Se retrouvant dans une situation délicate, Dilma Rousseff, présidente de la République, convoque la presse. Elle promet une tolérance zéro face à la corruption. "La présidente a réagi avec vivacité et rigueur. Les ministres mis en accusation ont du répondre de leurs actes devant le Congrès et les démissions sont intervenues rapidement. Dilma Rousseff va sortir de cette crise renforcée car elle consolide sa réputation de femme éthique. Elle se démarque de Lula, qui avait une attitude jugée complaisante face à la corruption, estime Maria do Socorro, politologue spécialiste de la corruption. Dilma Rousseff est, en outre, en train de gagner la confiance de secteurs traditionnellement hostiles à son parti, le Parti des travailleurs [PT], comme la frange conservatrice de la classe moyenne".

Pour le moment, le volontarisme de la présidente a été salué par les médias et sa cote de popularité reste élevée. Mais dans les rangs de son parti, certains craignent que la "faxina", le "grand ménage", ne soit contre-productif et associe irrémédiablement le PT à la corruption généralisée. "Lula a toujours défendu les membres corrompus de son gouvernement. Dilma Rousseff prenait la même voie, mais elle a finalement cédé à l'opinion publique et a tenté de s'associer au mouvement d'indignation en le reprenant à son compte. Ses déclarations ne sont que de la poudre aux yeux, des effets d'annonce. Et contrairement au scénario envisagé par ses conseillers en communication, elle s'est tirée une balle dans le pied et a perdu le contrôle de la situation", estime l'analyste politique Paulo G. M. de Moura.

De fait, l'hémorragie s'est poursuivie : en août, Nelson Jobim, ministre de la défense, déclare avoir voté pour l'opposant de Mme Rousseff lors de l'élection présidentielle et démissionne. Deux semaines plus tard, le ministre de l'agriculture, Wagner Rossi, chute à son tour pour trafic d'influence.

ENTRE 17 ET 30 MILLIARDS D'EUROS PAR AN


"Au Brésil, la corruption est un mal historique qui remonte à l'époque coloniale. Le chef de l'Etat nomme 25 000 postes dont environ 1 600 ont directement accès à l'argent public. Or, pour satisfaire les différents partis de la coalition gouvernementale, beaucoup sont attribués, de manière complaisante, à des caciques qui n'ont pas les compétences requises", souligne le chercheur Fernando Antônio Azevedo. "Pouvoir, prestige et gains matériels sont les leitmotivs d'une grande partie de la classe politique brésilienne", renchérit la sociologue Maria A. Lemenhe.

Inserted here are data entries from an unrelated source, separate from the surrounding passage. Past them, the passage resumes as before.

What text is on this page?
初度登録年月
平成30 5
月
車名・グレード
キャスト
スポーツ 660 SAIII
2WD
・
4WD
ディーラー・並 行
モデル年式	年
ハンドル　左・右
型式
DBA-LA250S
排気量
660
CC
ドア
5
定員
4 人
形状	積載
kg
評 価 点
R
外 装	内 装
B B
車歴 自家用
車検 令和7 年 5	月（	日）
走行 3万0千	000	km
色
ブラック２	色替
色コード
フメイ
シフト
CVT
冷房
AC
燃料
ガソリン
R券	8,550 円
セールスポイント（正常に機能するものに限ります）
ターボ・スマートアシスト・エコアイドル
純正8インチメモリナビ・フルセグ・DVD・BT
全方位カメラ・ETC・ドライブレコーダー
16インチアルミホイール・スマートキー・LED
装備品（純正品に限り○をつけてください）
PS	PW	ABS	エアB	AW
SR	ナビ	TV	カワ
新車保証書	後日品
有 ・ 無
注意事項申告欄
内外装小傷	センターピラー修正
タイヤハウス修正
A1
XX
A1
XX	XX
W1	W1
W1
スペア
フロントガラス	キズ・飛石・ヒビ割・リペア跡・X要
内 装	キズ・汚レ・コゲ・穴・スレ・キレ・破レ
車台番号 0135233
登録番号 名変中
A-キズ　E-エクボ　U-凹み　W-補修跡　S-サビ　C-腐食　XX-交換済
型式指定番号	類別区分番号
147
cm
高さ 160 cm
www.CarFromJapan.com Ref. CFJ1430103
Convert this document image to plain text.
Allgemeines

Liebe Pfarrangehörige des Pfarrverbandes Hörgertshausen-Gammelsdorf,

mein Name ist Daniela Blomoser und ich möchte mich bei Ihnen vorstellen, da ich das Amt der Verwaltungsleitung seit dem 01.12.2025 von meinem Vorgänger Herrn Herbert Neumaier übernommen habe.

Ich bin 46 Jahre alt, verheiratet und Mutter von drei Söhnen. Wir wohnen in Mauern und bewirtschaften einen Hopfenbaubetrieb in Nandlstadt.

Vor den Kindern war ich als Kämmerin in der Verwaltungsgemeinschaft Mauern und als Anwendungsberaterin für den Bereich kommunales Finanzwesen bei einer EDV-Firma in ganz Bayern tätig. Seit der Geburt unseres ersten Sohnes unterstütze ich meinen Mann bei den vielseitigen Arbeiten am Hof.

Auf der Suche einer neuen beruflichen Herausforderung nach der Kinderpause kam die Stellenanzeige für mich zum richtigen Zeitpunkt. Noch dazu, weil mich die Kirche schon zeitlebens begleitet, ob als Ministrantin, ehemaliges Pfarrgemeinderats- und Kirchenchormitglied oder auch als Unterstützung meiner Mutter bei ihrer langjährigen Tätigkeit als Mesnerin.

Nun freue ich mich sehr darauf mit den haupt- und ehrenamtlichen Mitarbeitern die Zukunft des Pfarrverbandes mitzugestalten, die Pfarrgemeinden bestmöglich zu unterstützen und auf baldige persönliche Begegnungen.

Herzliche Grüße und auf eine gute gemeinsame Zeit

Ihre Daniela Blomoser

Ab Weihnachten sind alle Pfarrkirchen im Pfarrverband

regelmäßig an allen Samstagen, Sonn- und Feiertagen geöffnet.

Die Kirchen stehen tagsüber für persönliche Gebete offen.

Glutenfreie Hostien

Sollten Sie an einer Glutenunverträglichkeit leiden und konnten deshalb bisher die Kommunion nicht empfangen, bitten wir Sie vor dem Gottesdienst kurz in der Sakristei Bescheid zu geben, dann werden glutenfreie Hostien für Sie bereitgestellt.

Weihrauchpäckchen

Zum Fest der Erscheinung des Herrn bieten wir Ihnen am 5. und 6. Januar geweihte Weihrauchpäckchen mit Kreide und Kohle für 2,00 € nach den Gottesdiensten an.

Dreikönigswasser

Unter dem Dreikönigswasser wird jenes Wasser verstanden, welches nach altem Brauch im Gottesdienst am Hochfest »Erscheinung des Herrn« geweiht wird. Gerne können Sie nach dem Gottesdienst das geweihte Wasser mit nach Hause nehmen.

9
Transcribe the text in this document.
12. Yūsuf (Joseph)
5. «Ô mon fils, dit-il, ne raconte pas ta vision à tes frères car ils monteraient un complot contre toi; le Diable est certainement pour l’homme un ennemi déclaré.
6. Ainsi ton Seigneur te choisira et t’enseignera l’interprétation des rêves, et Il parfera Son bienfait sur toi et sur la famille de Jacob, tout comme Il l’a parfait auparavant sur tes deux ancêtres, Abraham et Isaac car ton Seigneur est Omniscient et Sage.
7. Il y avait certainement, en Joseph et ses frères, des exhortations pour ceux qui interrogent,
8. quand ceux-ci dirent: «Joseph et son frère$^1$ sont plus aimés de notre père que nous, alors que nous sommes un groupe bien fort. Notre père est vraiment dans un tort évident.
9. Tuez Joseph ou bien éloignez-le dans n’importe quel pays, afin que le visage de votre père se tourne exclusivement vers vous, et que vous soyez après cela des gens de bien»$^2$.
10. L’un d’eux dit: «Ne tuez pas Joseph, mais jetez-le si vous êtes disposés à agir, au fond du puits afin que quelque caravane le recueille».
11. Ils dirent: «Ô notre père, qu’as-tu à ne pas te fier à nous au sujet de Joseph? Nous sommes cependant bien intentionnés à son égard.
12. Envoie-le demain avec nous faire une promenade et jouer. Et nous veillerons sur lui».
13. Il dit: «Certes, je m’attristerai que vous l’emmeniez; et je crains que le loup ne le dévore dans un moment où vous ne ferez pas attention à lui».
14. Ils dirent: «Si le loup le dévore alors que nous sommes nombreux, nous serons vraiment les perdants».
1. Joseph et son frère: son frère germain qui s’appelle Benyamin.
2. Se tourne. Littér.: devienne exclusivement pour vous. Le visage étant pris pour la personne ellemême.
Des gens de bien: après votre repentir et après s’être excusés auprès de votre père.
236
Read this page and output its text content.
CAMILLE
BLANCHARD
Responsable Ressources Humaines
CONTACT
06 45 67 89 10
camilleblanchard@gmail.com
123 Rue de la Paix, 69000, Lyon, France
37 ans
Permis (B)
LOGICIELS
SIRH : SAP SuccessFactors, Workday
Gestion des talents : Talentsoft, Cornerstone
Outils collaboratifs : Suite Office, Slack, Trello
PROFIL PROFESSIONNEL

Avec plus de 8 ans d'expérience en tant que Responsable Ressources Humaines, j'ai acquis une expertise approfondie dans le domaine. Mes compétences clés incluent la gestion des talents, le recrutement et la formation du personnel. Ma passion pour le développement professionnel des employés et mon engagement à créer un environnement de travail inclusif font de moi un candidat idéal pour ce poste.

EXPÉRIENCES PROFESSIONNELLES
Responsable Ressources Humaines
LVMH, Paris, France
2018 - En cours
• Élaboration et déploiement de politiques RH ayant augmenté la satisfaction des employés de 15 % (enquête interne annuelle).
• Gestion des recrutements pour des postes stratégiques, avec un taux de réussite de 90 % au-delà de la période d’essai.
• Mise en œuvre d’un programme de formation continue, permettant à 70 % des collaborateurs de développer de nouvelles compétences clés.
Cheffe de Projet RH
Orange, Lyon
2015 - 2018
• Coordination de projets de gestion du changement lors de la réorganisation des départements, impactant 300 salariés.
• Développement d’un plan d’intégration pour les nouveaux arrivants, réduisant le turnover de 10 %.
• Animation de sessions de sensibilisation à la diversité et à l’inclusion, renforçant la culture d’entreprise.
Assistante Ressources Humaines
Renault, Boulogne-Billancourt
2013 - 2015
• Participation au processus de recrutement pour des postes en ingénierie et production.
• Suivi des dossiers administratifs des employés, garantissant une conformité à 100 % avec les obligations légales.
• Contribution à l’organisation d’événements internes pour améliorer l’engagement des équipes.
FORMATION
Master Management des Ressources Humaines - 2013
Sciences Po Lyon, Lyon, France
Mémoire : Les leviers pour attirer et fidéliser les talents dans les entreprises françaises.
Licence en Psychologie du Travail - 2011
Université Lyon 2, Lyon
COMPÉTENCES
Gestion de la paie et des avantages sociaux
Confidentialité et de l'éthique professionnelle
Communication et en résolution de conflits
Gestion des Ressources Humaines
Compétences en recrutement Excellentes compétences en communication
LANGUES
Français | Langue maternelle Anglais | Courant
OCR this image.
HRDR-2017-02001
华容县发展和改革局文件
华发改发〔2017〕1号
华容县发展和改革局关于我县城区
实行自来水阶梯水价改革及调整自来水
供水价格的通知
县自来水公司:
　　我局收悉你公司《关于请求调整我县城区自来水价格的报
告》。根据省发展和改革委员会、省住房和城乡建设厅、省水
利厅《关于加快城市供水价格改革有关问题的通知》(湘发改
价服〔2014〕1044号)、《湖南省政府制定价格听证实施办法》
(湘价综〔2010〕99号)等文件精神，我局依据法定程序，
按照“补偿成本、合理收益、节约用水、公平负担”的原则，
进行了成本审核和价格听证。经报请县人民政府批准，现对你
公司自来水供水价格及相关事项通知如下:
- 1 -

Selon une étude de la Fondation des industries de l'Etat de São Paulo, la corruption coûte chaque année entre 17 et 30 milliards d'euros, plombant la croissance, la compétitivité et l'efficacité des aides publiques à la population. "Avec les pharaoniques travaux prévus pour la Coupe du monde en 2014 et des Jeux olympiques deux ans plus tard, les occasions de malversations financières augmentent", prévient Paulo G. M. de Moura. Maria do Socorro se veut néanmoins optimiste : "La société civile ainsi que de nombreuses institutions internationales ont les yeux rivés sur l'Etat brésilien. C'est une occasion historique de faire évoluer les mentalités de la classe politique."